Sérgio precisou de um “ai, Jesus” para ver a Oliveira dar fruto (a crónica do Boavista-FC Porto)

“A diferença teve a ver com a forma como definimos a entrada do último terço, na primeira parte também podíamos ter feito o golo. É verdade que o Boavista também conseguiu sair algumas vezes, mas mais por demérito nosso do que propriamente por mérito deles. Lembro-me de um remate [à baliza do FC Porto], mas não me lembro de ter criado perigo”, começou por explicar o técnico dos dragões. “Corrigimos algumas situações em que não estávamos tão bem em termos defensivos e foi extremamente importante para depois ferirmos o adversário, foi uma segunda parte à FC Porto, à imagem do ano passado. Lembro-me de uma situação em que o Marchesín fez uma boa defesa apenas na segunda parte, nada mais. Golos fantásticos, bonitos, trabalhados e que os jogadores interpretaram na perfeição. Houve momentos de alto nível, ao nível do jogo jogado”, concluiu Conceição.

Certo é que o FC Porto não ganhava por uma diferença de cinco golos desde a goleada ao Coimbrões, na Taça de Portugal da época passada — no Campeonato, este resultado não acontecia desde 2017, no Bonfim, contra o V. Setúbal. Mais do que isso, há 29 anos que os dragões não tinham um saldo de golos marcados e sofridos tão positivo nas duas primeiras jornadas da Liga: em 1991/92, marcaram sete e não sofreram nenhum, enquanto que esta temporada já levam oito e sofreram apenas uma vez.

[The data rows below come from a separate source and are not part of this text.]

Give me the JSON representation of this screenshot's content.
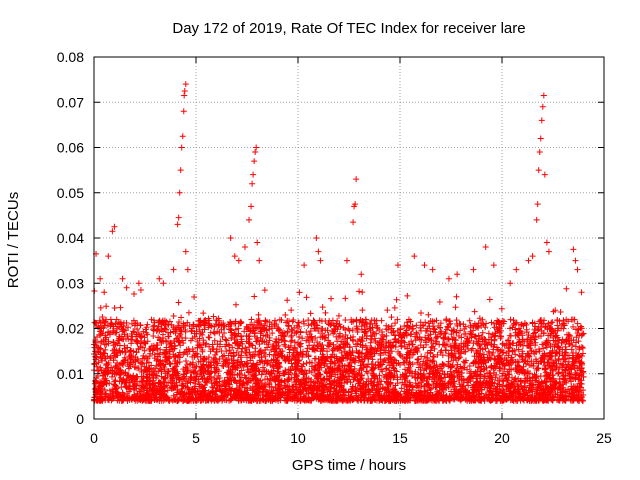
{
  "chart_data": {
    "type": "scatter",
    "title": "Day 172 of 2019, Rate Of TEC Index for receiver lare",
    "xlabel": "GPS time / hours",
    "ylabel": "ROTI / TECUs",
    "xlim": [
      0,
      25
    ],
    "ylim": [
      0,
      0.08
    ],
    "x_ticks": [
      0,
      5,
      10,
      15,
      20,
      25
    ],
    "x_tick_labels": [
      "0",
      "5",
      "10",
      "15",
      "20",
      "25"
    ],
    "y_ticks": [
      0,
      0.01,
      0.02,
      0.03,
      0.04,
      0.05,
      0.06,
      0.07,
      0.08
    ],
    "y_tick_labels": [
      "0",
      "0.01",
      "0.02",
      "0.03",
      "0.04",
      "0.05",
      "0.06",
      "0.07",
      "0.08"
    ],
    "grid": true,
    "marker": "+",
    "marker_color": "#ff0000",
    "x_data_range": [
      0,
      24
    ],
    "baseline_band": [
      0.004,
      0.022
    ],
    "series": [
      {
        "name": "ROTI",
        "points": [
          [
            0.1,
            0.0365
          ],
          [
            0.3,
            0.031
          ],
          [
            0.5,
            0.028
          ],
          [
            0.7,
            0.036
          ],
          [
            0.9,
            0.0415
          ],
          [
            1.0,
            0.0425
          ],
          [
            1.4,
            0.031
          ],
          [
            1.6,
            0.029
          ],
          [
            2.2,
            0.03
          ],
          [
            2.3,
            0.0285
          ],
          [
            3.2,
            0.031
          ],
          [
            3.4,
            0.03
          ],
          [
            3.9,
            0.033
          ],
          [
            4.1,
            0.043
          ],
          [
            4.15,
            0.0445
          ],
          [
            4.2,
            0.05
          ],
          [
            4.25,
            0.055
          ],
          [
            4.3,
            0.06
          ],
          [
            4.35,
            0.0625
          ],
          [
            4.4,
            0.068
          ],
          [
            4.42,
            0.0715
          ],
          [
            4.45,
            0.0725
          ],
          [
            4.5,
            0.074
          ],
          [
            4.5,
            0.037
          ],
          [
            4.6,
            0.033
          ],
          [
            6.7,
            0.04
          ],
          [
            6.9,
            0.036
          ],
          [
            7.1,
            0.035
          ],
          [
            7.4,
            0.038
          ],
          [
            7.6,
            0.044
          ],
          [
            7.7,
            0.047
          ],
          [
            7.75,
            0.052
          ],
          [
            7.8,
            0.054
          ],
          [
            7.85,
            0.057
          ],
          [
            7.9,
            0.059
          ],
          [
            7.95,
            0.06
          ],
          [
            8.0,
            0.039
          ],
          [
            8.1,
            0.035
          ],
          [
            10.9,
            0.04
          ],
          [
            11.0,
            0.037
          ],
          [
            11.1,
            0.035
          ],
          [
            10.3,
            0.034
          ],
          [
            12.4,
            0.035
          ],
          [
            12.7,
            0.0435
          ],
          [
            12.75,
            0.047
          ],
          [
            12.8,
            0.0475
          ],
          [
            12.85,
            0.053
          ],
          [
            13.1,
            0.032
          ],
          [
            14.9,
            0.034
          ],
          [
            15.7,
            0.036
          ],
          [
            16.2,
            0.034
          ],
          [
            16.6,
            0.033
          ],
          [
            17.4,
            0.031
          ],
          [
            17.8,
            0.032
          ],
          [
            18.6,
            0.033
          ],
          [
            19.2,
            0.038
          ],
          [
            19.6,
            0.034
          ],
          [
            20.4,
            0.03
          ],
          [
            20.7,
            0.033
          ],
          [
            21.3,
            0.035
          ],
          [
            21.5,
            0.036
          ],
          [
            21.7,
            0.044
          ],
          [
            21.75,
            0.0475
          ],
          [
            21.8,
            0.055
          ],
          [
            21.85,
            0.059
          ],
          [
            21.9,
            0.062
          ],
          [
            21.95,
            0.066
          ],
          [
            22.0,
            0.069
          ],
          [
            22.05,
            0.0715
          ],
          [
            22.1,
            0.054
          ],
          [
            22.2,
            0.039
          ],
          [
            22.3,
            0.037
          ],
          [
            23.5,
            0.0375
          ],
          [
            23.6,
            0.035
          ],
          [
            23.7,
            0.033
          ],
          [
            23.9,
            0.028
          ]
        ]
      }
    ]
  }
}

Também na flash interview falou Sérgio Oliveira, que marcou o segundo golo do FC Porto, assistiu Marega para o terceiro e ainda esteve envolvido no lance do quarto, também concretizado pelo avançado maliano. “[A diferença na segunda parte foi] essencialmente porque somos mais fortes fisicamente. Sabíamos que ia ser um jogo difícil e a primeira parte foi muito disputada. Ao intervalo fizemos algumas alterações, continuámos com a mesma intensidade e conseguimos a vitória”, começou por dizer o médio português.

“É sempre importante fazer golos, o 1-0 deixou-nos mais tranquilos. Fizemos uma segunda parte excelente, fomos completamente superiores e não há nada a dizer. O mais importante são os três pontos. Conheço bem o mister Vasco Seabra, quando estava no P. Ferreira ele estava nos juniores. Ele trabalha bem e desejo-lhe tudo de bom, assim como ao Boavista. Agora temos de pensar no jogo com o Marítimo”, atirou Sérgio Oliveira, que reconheceu depois a importância de o FC Porto estar atualmente a jogar de início com 11 jogadores que já estavam no clube na época passada. “É importante, conhecer os companheiros é ótimo. No entanto, o grupo é forte, os que estão a chegar estão a entrosar-se e isso é bom porque a época é longa”, concluiu o jogador.